Anonymous, "BAILED OUT & PROPPED UP: U.S. Fossil Fuel Pandemic Bailouts Climb Toward $15 Billion", contributed by James Adams, The Energy Rights Project, Platform for Experimental Collaborative Ethnography, last modified 7 December 2020, accessed 12 October 2024. https://energyrights.info/content/bailed-out-propped-us-fossil-fuel-pandemic-bailouts-climb-toward-15-billion
Critical Commentary
At a time of unprecedented environmental disaster and record-breaking rates unemployment and financial distress, the Trump closes his tenure as president by formally withdrawing from the Paris Agreement and presiding over a historic bailout of fossil fuel industry.
This report, produced in collaboration by representatives of Public Citizen, Bailout Watch, and Friends of the Earth, documents and critiques this recent bailout of the fossil fuel industries, undertaken in response to the pandemic. According to the report, the federal government under Trump has administered upwards of $15 billion dollars of direct benefits to fossil fuel companies since March 26th of 2020. These include at least $5.5 billion in tax benefits, $582 million in direct subsidized loans, $4.3-$9.1 billion in forgivable loans, and $4.5 million in waived drilling fees. What is more, over half of these loans, subsidies, and tax benefits went to just 66 of the largest fossil fuel companies in the U.S.

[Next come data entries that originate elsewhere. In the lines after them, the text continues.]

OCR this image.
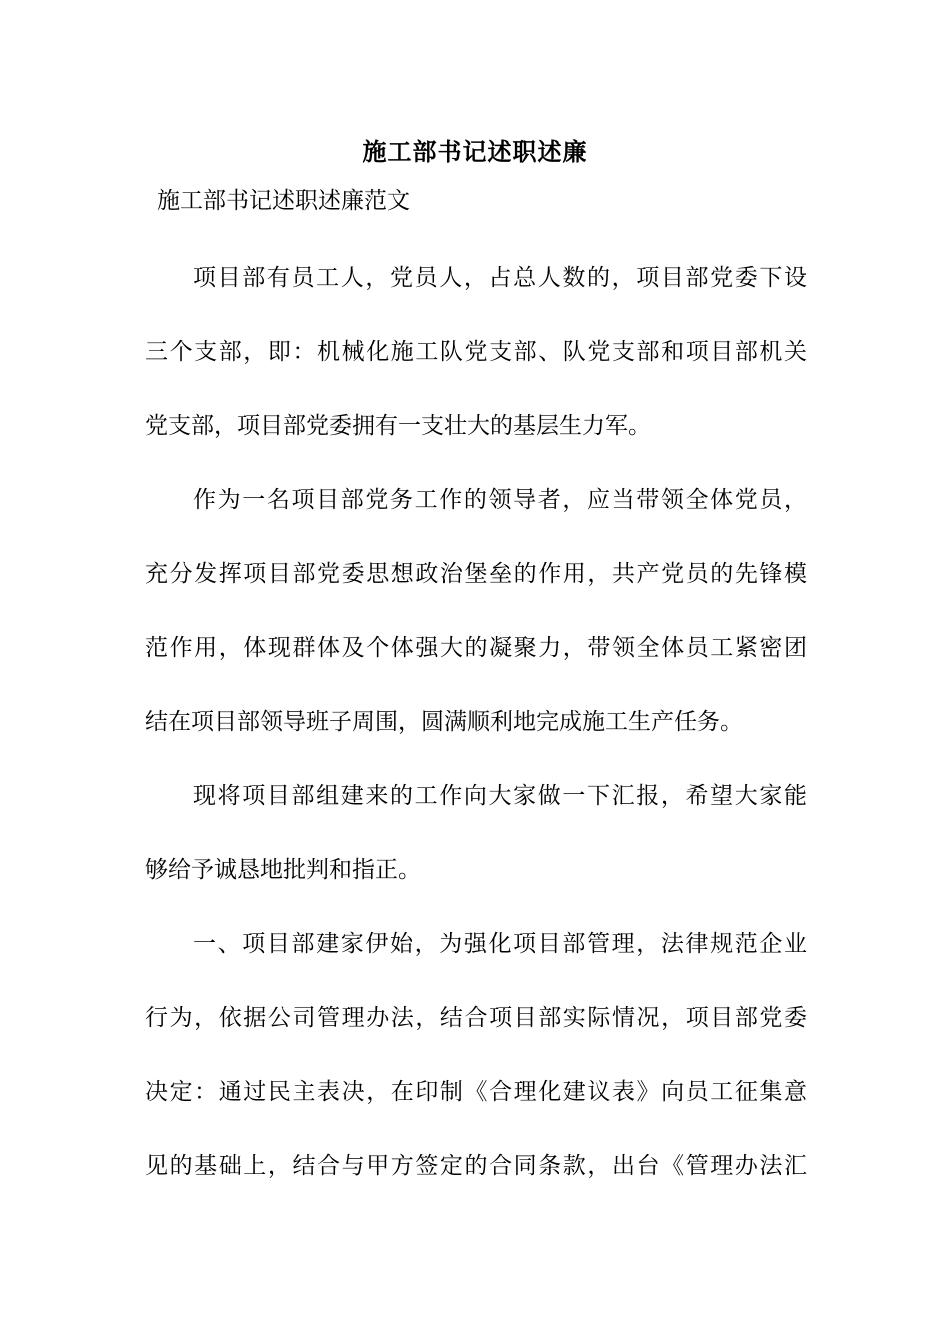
施工部书记述职述廉
施工部书记述职述廉范文
项目部有员工人，党员人，占总人数的，项目部党委下设
三个支部，即：机械化施工队党支部、队党支部和项目部机关
党支部，项目部党委拥有一支壮大的基层生力军。
作为一名项目部党务工作的领导者，应当带领全体党员，
充分发挥项目部党委思想政治堡垒的作用，共产党员的先锋模
范作用，体现群体及个体强大的凝聚力，带领全体员工紧密团
结在项目部领导班子周围，圆满顺利地完成施工生产任务。
现将项目部组建来的工作向大家做一下汇报，希望大家能
够给予诚恳地批判和指正。
一、项目部建家伊始，为强化项目部管理，法律规范企业
行为，依据公司管理办法，结合项目部实际情况，项目部党委
决定：通过民主表决，在印制《合理化建议表》向员工征集意
见的基础上，结合与甲方签定的合同条款，出台《管理办法汇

Apologists might argue that this spending will contribute to the U.S.'s post-pandemic recovery, spurring the development of local high paying jobs that the industry in known for. However, according to these analysts, that will not be the case. The majority of businesses receiving the bailout were already failing before the pandemic struck and thus the bailout will "do little to help workers or stimulate the economy because the companies receiving them are already financially squeezed, with little leeway to invest in hiring or infrastructure." The authors conclude that, despite the vast spending, the bailout will not revive the fossil fuel industry so much as delay the vitally necessary transition to renewable energy.
The bailout marks a continued and persistent failure in the U.S. to recognize the important role that its financial institutions will need to play in combating climate change. And through this failure, "the Fed has exacerbated the already dire threat of climate change, prolonging oil and gas companies’ ability to borrow money at lower rates than investors were willing to offer before the pandemic." On the flip side, however, other central banks have started to take the hint and, at the very least, they have begun to incorporate the financial risks of climate catastrophes into their investment planning. Even Jerome Powell, Chair of the Federal Reserve, declared climate change to be one of the material risks to be factored into their oversight of the financial system.
That may be a meager start but hardly marks a rupture in the government's energopolitical position. Indeed, with some states looking at upwards of $170 million in overdue utility bills, perhaps it is time for a more radical shift in alliances from bailing out a failing fossil fuel industry to ensuring the energy rights and well-being of the country's population.